Trans European Oil & Gas (TEOG) is trying to force IGas Energy to sell its fracking company, which has assets in Weald Basin in the South of England, and in the East Midlands. IGas Energy does business under brand names including Star Energy and Dart Energy. IGas has several licences to frack shale gas in the Midlands and Lancashire.
TEOG has managed to acquire a lot of shares in IGas through the purchase of secured bonds. The number of shares is not known, but the volume is big enough to give TEOG voting rights. As a result, it has been trying to force IGas to sell its conventional assets.

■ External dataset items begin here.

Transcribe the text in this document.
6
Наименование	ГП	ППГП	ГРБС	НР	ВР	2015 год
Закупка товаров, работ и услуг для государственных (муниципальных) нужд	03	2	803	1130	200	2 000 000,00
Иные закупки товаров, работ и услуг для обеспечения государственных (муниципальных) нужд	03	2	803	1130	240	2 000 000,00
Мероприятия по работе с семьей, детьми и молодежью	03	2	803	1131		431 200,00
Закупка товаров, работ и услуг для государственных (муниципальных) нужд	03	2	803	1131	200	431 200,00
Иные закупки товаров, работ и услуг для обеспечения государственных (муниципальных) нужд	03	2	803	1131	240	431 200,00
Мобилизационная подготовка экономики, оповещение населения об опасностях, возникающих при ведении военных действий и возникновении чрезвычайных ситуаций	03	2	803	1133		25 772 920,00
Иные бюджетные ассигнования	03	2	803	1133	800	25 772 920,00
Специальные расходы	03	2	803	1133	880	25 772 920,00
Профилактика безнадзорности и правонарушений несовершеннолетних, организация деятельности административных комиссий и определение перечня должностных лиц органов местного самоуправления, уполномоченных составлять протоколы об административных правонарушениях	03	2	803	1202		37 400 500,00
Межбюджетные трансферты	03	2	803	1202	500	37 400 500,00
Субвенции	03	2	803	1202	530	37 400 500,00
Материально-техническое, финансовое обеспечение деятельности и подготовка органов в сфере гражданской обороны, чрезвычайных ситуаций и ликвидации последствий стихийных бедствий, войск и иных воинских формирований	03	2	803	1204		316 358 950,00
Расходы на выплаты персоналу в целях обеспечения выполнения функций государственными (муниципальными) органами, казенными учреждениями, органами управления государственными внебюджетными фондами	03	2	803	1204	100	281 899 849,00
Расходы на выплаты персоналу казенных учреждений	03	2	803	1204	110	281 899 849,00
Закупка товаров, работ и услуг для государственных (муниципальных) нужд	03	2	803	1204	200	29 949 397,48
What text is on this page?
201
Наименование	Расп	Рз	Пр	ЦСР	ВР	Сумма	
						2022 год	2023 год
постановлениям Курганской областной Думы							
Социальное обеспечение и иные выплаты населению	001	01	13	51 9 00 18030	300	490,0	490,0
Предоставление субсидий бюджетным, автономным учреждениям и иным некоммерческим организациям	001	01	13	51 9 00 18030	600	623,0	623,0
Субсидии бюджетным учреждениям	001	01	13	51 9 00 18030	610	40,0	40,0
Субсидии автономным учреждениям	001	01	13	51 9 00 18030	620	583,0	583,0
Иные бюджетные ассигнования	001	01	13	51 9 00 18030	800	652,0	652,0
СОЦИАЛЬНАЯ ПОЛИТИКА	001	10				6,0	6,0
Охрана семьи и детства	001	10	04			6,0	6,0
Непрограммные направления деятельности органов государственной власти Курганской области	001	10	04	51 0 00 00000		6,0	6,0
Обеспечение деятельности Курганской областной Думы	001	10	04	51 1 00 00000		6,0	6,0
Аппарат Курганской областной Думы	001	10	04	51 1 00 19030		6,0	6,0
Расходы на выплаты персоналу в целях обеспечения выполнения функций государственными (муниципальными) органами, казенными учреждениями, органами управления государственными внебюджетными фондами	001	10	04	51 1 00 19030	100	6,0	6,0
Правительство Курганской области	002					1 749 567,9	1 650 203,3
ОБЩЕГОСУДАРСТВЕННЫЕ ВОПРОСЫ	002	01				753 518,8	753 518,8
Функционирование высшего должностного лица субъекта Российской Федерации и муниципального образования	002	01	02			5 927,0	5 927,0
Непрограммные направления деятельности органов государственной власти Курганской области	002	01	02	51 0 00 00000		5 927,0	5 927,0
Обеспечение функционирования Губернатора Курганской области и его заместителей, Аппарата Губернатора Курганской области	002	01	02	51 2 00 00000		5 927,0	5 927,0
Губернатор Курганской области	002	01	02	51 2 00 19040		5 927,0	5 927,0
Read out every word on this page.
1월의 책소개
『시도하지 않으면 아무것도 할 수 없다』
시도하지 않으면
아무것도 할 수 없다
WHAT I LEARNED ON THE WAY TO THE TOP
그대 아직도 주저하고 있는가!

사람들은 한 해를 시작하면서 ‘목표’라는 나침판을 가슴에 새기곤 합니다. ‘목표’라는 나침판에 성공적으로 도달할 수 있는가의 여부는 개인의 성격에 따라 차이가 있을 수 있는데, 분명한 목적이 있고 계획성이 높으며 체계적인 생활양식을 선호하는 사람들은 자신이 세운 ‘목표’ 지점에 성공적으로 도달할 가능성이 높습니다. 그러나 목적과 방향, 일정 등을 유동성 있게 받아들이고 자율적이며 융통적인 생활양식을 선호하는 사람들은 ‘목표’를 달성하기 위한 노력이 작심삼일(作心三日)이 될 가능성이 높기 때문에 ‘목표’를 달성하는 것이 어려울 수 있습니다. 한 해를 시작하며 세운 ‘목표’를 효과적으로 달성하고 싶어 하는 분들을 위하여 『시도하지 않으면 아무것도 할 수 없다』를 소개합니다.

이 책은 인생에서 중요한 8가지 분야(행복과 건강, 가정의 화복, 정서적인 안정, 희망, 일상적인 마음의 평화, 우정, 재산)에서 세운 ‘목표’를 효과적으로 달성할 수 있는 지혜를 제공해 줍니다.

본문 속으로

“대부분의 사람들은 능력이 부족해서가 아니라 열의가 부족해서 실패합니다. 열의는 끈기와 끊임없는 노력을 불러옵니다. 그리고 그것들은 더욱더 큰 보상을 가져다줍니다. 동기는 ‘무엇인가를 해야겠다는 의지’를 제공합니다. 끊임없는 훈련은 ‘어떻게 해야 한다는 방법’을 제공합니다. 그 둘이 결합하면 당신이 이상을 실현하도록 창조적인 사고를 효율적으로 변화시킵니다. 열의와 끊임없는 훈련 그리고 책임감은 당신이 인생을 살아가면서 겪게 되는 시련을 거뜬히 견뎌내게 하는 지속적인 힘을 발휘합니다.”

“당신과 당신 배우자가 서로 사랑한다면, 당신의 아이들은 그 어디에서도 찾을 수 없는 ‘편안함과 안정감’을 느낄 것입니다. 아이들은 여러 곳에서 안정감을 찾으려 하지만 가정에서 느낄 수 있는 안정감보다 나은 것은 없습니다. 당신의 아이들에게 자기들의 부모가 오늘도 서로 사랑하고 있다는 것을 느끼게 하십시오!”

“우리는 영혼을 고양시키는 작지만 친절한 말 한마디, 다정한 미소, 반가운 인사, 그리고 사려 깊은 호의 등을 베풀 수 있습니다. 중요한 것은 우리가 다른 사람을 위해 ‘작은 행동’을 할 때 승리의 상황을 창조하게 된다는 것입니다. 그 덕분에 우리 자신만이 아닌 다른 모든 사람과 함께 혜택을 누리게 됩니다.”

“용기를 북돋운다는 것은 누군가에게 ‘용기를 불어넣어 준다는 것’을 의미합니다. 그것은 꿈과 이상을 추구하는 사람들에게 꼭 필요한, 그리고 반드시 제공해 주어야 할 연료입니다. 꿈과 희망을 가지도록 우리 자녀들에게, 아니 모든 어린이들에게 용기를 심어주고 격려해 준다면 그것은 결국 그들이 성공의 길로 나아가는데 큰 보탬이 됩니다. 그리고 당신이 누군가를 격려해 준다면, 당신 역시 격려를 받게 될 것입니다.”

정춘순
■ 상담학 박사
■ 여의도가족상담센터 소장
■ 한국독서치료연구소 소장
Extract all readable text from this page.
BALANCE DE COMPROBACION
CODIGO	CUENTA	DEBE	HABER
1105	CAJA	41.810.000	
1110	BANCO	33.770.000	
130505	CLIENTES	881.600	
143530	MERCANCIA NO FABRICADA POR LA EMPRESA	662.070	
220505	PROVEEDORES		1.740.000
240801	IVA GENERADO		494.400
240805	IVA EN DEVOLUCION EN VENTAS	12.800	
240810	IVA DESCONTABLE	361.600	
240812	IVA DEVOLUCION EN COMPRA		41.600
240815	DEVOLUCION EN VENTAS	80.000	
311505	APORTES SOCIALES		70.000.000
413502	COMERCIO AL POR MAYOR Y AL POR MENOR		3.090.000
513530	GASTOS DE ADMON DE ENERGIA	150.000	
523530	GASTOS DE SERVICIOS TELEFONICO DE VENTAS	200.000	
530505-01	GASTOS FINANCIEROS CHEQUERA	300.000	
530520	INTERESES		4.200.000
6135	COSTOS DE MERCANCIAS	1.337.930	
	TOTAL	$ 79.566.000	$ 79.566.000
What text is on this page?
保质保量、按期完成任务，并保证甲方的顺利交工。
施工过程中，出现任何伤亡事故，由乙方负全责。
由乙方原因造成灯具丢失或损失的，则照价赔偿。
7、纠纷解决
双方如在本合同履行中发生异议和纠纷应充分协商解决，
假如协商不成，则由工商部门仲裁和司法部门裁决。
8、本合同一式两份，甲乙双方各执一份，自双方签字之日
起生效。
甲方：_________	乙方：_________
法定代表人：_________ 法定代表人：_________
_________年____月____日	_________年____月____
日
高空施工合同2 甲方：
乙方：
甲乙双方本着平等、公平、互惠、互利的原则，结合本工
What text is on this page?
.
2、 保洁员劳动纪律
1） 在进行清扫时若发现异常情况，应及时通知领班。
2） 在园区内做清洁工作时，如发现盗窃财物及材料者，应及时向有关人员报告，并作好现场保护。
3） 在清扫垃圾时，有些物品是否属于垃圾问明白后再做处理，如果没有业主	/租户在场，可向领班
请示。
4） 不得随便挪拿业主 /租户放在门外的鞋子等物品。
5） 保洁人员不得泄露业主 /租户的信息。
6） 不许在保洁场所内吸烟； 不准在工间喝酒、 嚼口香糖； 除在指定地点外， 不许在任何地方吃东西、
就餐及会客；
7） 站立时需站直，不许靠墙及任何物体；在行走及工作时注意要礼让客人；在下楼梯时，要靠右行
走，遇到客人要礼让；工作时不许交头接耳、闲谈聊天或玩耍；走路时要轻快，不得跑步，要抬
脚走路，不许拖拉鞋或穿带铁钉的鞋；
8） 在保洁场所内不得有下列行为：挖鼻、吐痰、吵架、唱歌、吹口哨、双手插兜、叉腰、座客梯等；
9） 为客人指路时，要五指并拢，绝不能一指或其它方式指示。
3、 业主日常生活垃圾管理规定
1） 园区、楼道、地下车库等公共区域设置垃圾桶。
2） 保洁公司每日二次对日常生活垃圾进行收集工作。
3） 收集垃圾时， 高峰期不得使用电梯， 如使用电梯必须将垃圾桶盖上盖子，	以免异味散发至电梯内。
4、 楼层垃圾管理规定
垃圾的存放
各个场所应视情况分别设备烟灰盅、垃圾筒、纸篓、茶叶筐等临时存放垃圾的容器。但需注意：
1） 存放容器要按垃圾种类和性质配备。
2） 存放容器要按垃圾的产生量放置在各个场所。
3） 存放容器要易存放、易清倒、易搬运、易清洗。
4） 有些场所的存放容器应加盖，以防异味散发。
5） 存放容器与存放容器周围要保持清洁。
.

It is believed that TEOG is taking a “loan-to-own” approach. As a result, it will purchase IGas’s debt, giving it control over the company. Using this approach, it can also gain control over the assets of IGas by ensuring that the balance sheet gets restructured.
Reports suggest that TEOG has brought Evercore on board. Evercore is an investment bank and will help TEOG acquire assets owned by IGas. The British fracking company has already informed the London Stock Exchange that there is a difference of opinion among the company’s bondholders. It clarified that some of the bondholders favour either the restructuring of capital or selling off conventional assets.
IGas has stated that it will hold discussions with its major bondholders to ensure a consensus while it continues holding discussions with other investors. However, some experts believe that TEOG will succeed in gaining control over the assets in which it is interested.